A senior minister has denied reports that the government has devised a graduated plan to start easing the coronavirus lockdown within weeks.
According to BuzzFeed News, Downing Street is considering a three-stage plan to ease the restrictions introduced last month to halt the spread of COVID-19, the disease caused by the coronavirus.
And the story appeared to gain further traction when it dominated the front pages of a number of Sunday’s newspapers.
The Mail on Sunday reported that schools and businesses could be allowed to reopen in mid-May.
Asked if it was correct that the government was considering a “traffic light” strategy to come out of lockdown, Cabinet Office minister Michael Gove told Sky’s Sophy Ridge on Sunday: “No, it is not.”
Education Secretary Gavin Williamson also said “no decision has been made on when we will reopen schools”.
He added: “I can reassure schools and parents that they will only reopen when the scientific advice indicates it is the right time to do so.”
Mr Gove said the government was “looking at all of the evidence”, adding: “We have set some tests which need to be passed before we can think of easing restrictions in this lockdown.”
Prime Minister Boris Johnson announced the lockdown on 23 March, telling the public that it would be reviewed every three weeks.
The first review took place earlier this week, with the decision taken to extend the lockdown further by at least three weeks.
Foreign Secretary Dominic Raab, who is deputising for the PM as he recovers from the coronavirus, said that relaxing the measures would “risk damage to both public health and the economy”.

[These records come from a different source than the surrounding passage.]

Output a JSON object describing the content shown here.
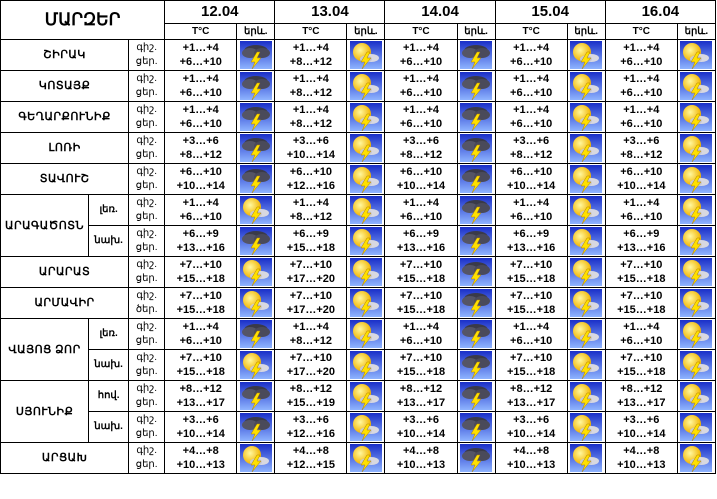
{
  "header": {
    "title": "ՄԱՐԶԵՐ",
    "dates": [
      "12.04",
      "13.04",
      "14.04",
      "15.04",
      "16.04"
    ],
    "temp_label": "T°C",
    "weather_label": "երև."
  },
  "regions": [
    {
      "name": "ՇԻՐԱԿ",
      "rows": [
        {
          "labels": [
            "գիշ.",
            "ցեր."
          ],
          "temps": [
            [
              "+1…+4",
              "+6…+10"
            ],
            [
              "+1…+4",
              "+8…+12"
            ],
            [
              "+1…+4",
              "+6…+10"
            ],
            [
              "+1…+4",
              "+6…+10"
            ],
            [
              "+1…+4",
              "+6…+10"
            ]
          ]
        }
      ]
    },
    {
      "name": "ԿՈՏԱՅՔ",
      "rows": [
        {
          "labels": [
            "գիշ.",
            "ցեր."
          ],
          "temps": [
            [
              "+1…+4",
              "+6…+10"
            ],
            [
              "+1…+4",
              "+8…+12"
            ],
            [
              "+1…+4",
              "+6…+10"
            ],
            [
              "+1…+4",
              "+6…+10"
            ],
            [
              "+1…+4",
              "+6…+10"
            ]
          ]
        }
      ]
    },
    {
      "name": "ԳԵՂԱՐՔՈՒՆԻՔ",
      "rows": [
        {
          "labels": [
            "գիշ.",
            "ցեր."
          ],
          "temps": [
            [
              "+1…+4",
              "+6…+10"
            ],
            [
              "+1…+4",
              "+8…+12"
            ],
            [
              "+1…+4",
              "+6…+10"
            ],
            [
              "+1…+4",
              "+6…+10"
            ],
            [
              "+1…+4",
              "+6…+10"
            ]
          ]
        }
      ]
    },
    {
      "name": "ԼՈՌԻ",
      "rows": [
        {
          "labels": [
            "գիշ.",
            "ցեր."
          ],
          "temps": [
            [
              "+3…+6",
              "+8…+12"
            ],
            [
              "+3…+6",
              "+10…+14"
            ],
            [
              "+3…+6",
              "+8…+12"
            ],
            [
              "+3…+6",
              "+8…+12"
            ],
            [
              "+3…+6",
              "+8…+12"
            ]
          ]
        }
      ]
    },
    {
      "name": "ՏԱՎՈՒՇ",
      "rows": [
        {
          "labels": [
            "գիշ.",
            "ցեր."
          ],
          "temps": [
            [
              "+6…+10",
              "+10…+14"
            ],
            [
              "+6…+10",
              "+12…+16"
            ],
            [
              "+6…+10",
              "+10…+14"
            ],
            [
              "+6…+10",
              "+10…+14"
            ],
            [
              "+6…+10",
              "+10…+14"
            ]
          ]
        }
      ]
    },
    {
      "name": "ԱՐԱԳԱԾՈՏՆ",
      "rows": [
        {
          "sub": "լեռ.",
          "labels": [
            "գիշ.",
            "ցեր."
          ],
          "temps": [
            [
              "+1…+4",
              "+6…+10"
            ],
            [
              "+1…+4",
              "+8…+12"
            ],
            [
              "+1…+4",
              "+6…+10"
            ],
            [
              "+1…+4",
              "+6…+10"
            ],
            [
              "+1…+4",
              "+6…+10"
            ]
          ]
        },
        {
          "sub": "նախ.",
          "labels": [
            "գիշ.",
            "ցեր."
          ],
          "temps": [
            [
              "+6…+9",
              "+13…+16"
            ],
            [
              "+6…+9",
              "+15…+18"
            ],
            [
              "+6…+9",
              "+13…+16"
            ],
            [
              "+6…+9",
              "+13…+16"
            ],
            [
              "+6…+9",
              "+13…+16"
            ]
          ]
        }
      ]
    },
    {
      "name": "ԱՐԱՐԱՏ",
      "rows": [
        {
          "labels": [
            "գիշ.",
            "ցեր."
          ],
          "temps": [
            [
              "+7…+10",
              "+15…+18"
            ],
            [
              "+7…+10",
              "+17…+20"
            ],
            [
              "+7…+10",
              "+15…+18"
            ],
            [
              "+7…+10",
              "+15…+18"
            ],
            [
              "+7…+10",
              "+15…+18"
            ]
          ]
        }
      ]
    },
    {
      "name": "ԱՐՄԱՎԻՐ",
      "rows": [
        {
          "labels": [
            "գիշ.",
            "ծեր."
          ],
          "temps": [
            [
              "+7…+10",
              "+15…+18"
            ],
            [
              "+7…+10",
              "+17…+20"
            ],
            [
              "+7…+10",
              "+15…+18"
            ],
            [
              "+7…+10",
              "+15…+18"
            ],
            [
              "+7…+10",
              "+15…+18"
            ]
          ]
        }
      ]
    },
    {
      "name": "ՎԱՅՈՑ ՁՈՐ",
      "rows": [
        {
          "sub": "լեռ.",
          "labels": [
            "գիշ.",
            "ցեր."
          ],
          "temps": [
            [
              "+1…+4",
              "+6…+10"
            ],
            [
              "+1…+4",
              "+8…+12"
            ],
            [
              "+1…+4",
              "+6…+10"
            ],
            [
              "+1…+4",
              "+6…+10"
            ],
            [
              "+1…+4",
              "+6…+10"
            ]
          ]
        },
        {
          "sub": "նախ.",
          "labels": [
            "գիշ.",
            "ցեր."
          ],
          "temps": [
            [
              "+7…+10",
              "+15…+18"
            ],
            [
              "+7…+10",
              "+17…+20"
            ],
            [
              "+7…+10",
              "+15…+18"
            ],
            [
              "+7…+10",
              "+15…+18"
            ],
            [
              "+7…+10",
              "+15…+18"
            ]
          ]
        }
      ]
    },
    {
      "name": "ՍՅՈՒՆԻՔ",
      "rows": [
        {
          "sub": "հով.",
          "labels": [
            "գիշ.",
            "ցեր."
          ],
          "temps": [
            [
              "+8…+12",
              "+13…+17"
            ],
            [
              "+8…+12",
              "+15…+19"
            ],
            [
              "+8…+12",
              "+13…+17"
            ],
            [
              "+8…+12",
              "+13…+17"
            ],
            [
              "+8…+12",
              "+13…+17"
            ]
          ]
        },
        {
          "sub": "նախ.",
          "labels": [
            "գիշ.",
            "ցեր."
          ],
          "temps": [
            [
              "+3…+6",
              "+10…+14"
            ],
            [
              "+3…+6",
              "+12…+16"
            ],
            [
              "+3…+6",
              "+10…+14"
            ],
            [
              "+3…+6",
              "+10…+14"
            ],
            [
              "+3…+6",
              "+10…+14"
            ]
          ]
        }
      ]
    },
    {
      "name": "ԱՐՑԱԽ",
      "rows": [
        {
          "labels": [
            "գիշ.",
            "ցեր."
          ],
          "temps": [
            [
              "+4…+8",
              "+10…+13"
            ],
            [
              "+4…+8",
              "+12…+15"
            ],
            [
              "+4…+8",
              "+10…+13"
            ],
            [
              "+4…+8",
              "+10…+13"
            ],
            [
              "+4…+8",
              "+10…+13"
            ]
          ]
        }
      ]
    }
  ]
}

But there have been calls from some quarters for the government to lay out how it will eventually take Britain out of the lockdown and back to relative normality.
Ministers have argued that to do so now would dilute the government’s key message that people need to stay at home to protect the NHS and save lives.
Mr Gove said it was “entirely understandable” that there should be a “public debate about how we approach these difficult choices”.
“But the most important thing to do is to make sure that we proceed in a way that is guided by science.”
Labour leader Sir Keir Starmer is among those calling for the UK to follow other countries in beginning to set out an exit plan “when the time is right”.
Writing in the Mail on Sunday, he said: “This of course must be done in a careful, considered way with public health, scientific evidence and the safety of workers and families at its heart.
“But the UK government should be doing likewise.”